Various cultures, ancient and modern, have practiced a handful of different methods of disposing of the dead, including burial, burial at sea, exposure, embalming, and cremation. Biblical examples show the Hebrews who lived at the time of Christ favored burial without embalming (a simple burial compared to today's customs). The Jews merely wrapped the dead in linen strips with spices and fragrant oils among their layers (John 19:39-40; see also Luke 23:53—24:1). Christ was buried according to this custom.

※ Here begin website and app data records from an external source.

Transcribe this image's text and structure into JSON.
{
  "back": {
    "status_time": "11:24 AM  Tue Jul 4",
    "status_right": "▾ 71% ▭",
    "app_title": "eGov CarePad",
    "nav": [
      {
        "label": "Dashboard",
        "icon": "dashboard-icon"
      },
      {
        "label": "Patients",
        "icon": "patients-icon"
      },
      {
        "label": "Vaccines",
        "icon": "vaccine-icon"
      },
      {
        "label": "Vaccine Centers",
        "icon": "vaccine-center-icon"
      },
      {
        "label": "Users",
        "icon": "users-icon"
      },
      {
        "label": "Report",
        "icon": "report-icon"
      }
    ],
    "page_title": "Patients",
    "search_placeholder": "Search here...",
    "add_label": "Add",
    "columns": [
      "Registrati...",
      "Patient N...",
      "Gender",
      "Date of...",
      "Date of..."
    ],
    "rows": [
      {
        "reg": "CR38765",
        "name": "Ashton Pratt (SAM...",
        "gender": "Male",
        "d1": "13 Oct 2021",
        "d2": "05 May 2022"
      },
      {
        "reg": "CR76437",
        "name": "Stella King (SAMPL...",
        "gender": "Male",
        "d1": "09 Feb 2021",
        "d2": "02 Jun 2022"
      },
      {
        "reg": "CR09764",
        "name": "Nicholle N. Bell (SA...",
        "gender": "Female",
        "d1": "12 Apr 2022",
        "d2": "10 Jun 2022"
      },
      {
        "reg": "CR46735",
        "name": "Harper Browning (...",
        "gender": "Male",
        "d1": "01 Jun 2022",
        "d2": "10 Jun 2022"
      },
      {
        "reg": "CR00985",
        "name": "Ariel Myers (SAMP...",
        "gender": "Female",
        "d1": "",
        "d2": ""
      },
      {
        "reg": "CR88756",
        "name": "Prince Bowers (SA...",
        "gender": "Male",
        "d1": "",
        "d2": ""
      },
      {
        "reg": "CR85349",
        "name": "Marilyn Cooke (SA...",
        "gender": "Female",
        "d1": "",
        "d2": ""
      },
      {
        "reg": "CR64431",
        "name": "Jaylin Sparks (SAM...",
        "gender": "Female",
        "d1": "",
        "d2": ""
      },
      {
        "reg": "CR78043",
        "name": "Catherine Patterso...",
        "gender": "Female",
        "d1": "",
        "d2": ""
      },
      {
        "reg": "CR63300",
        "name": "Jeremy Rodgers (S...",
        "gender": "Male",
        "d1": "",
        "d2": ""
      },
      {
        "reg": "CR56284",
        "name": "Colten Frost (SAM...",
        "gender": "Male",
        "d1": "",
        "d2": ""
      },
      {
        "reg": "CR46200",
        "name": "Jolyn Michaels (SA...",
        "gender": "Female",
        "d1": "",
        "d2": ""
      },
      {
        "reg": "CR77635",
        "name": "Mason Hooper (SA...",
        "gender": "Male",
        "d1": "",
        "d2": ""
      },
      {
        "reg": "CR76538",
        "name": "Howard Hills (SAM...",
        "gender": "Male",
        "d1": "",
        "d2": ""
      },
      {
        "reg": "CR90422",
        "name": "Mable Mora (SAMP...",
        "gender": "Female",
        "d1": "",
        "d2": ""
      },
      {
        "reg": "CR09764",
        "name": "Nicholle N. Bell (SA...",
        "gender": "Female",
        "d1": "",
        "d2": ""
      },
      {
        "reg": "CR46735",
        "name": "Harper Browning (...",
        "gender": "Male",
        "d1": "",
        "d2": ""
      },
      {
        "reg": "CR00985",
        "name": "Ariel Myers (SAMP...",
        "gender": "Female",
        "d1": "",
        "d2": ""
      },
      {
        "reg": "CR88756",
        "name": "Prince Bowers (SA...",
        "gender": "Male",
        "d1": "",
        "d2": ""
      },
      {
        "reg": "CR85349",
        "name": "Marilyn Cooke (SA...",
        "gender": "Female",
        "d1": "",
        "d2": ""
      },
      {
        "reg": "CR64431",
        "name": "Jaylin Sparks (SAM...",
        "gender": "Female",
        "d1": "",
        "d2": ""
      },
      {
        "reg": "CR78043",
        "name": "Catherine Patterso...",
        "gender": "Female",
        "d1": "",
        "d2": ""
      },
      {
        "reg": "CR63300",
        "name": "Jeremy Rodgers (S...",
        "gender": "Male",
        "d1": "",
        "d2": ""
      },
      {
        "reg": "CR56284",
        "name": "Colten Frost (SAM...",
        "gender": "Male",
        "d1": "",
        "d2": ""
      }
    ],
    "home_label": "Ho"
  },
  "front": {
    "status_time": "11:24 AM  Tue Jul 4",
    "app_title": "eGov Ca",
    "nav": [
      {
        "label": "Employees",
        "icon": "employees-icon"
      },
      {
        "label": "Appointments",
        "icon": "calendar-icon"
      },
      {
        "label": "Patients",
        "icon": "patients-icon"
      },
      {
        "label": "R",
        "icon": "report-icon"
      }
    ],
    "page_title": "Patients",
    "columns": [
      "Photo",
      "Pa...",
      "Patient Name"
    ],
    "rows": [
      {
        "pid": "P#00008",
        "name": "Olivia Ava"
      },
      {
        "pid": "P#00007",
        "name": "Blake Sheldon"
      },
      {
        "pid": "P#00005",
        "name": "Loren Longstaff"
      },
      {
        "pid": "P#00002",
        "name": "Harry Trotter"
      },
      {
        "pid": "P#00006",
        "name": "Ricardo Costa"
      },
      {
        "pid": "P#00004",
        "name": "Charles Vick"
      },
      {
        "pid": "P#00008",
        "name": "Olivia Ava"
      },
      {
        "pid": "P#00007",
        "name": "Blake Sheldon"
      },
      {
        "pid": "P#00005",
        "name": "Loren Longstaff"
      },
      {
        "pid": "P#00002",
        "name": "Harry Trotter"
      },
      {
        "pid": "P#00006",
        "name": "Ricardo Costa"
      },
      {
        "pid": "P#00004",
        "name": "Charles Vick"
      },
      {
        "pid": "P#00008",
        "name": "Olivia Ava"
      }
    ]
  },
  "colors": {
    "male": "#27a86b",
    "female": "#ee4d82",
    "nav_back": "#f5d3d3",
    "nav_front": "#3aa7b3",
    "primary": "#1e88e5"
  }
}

However, the Bible, taken as a whole, shows that the mode of a person's burial is not of great importance. Jacob was embalmed according to the custom of the Egyptians (Genesis 50:2-3), yet the Bible states that he will sit with Abraham and Isaac in the Kingdom of God (Luke 13:28). Joseph was also embalmed and put in a coffin (Genesis 50:26). Christ, though not embalmed, was resurrected to become the firstborn of many brethren. Jonathan, son of Saul, was cremated and his bones and ashes buried (I Samuel 31:11-13). Others martyred in the persecutions of the early church received no burial, yet they, too, are promised a place in the Kingdom. Jesus and Paul liken death, burial, and resurrection to the process a seed undergoes when it is planted (John 12:24-25; I Corinthians 15:35-37, 42-44). Regardless of whether a person becomes dust or ashes, the Bible promises that he will be resurrected (Acts 24:15; Revelation 20:12-14).
Of far greater importance than the disposition of one's remains is the life one lives. It is upon these grounds that Christ will judge us (see Matthew 16:27; Romans 2:6; I Corinthians 3:8). Our time of judgment ends with death, so the method of the body's decay has no affect on it.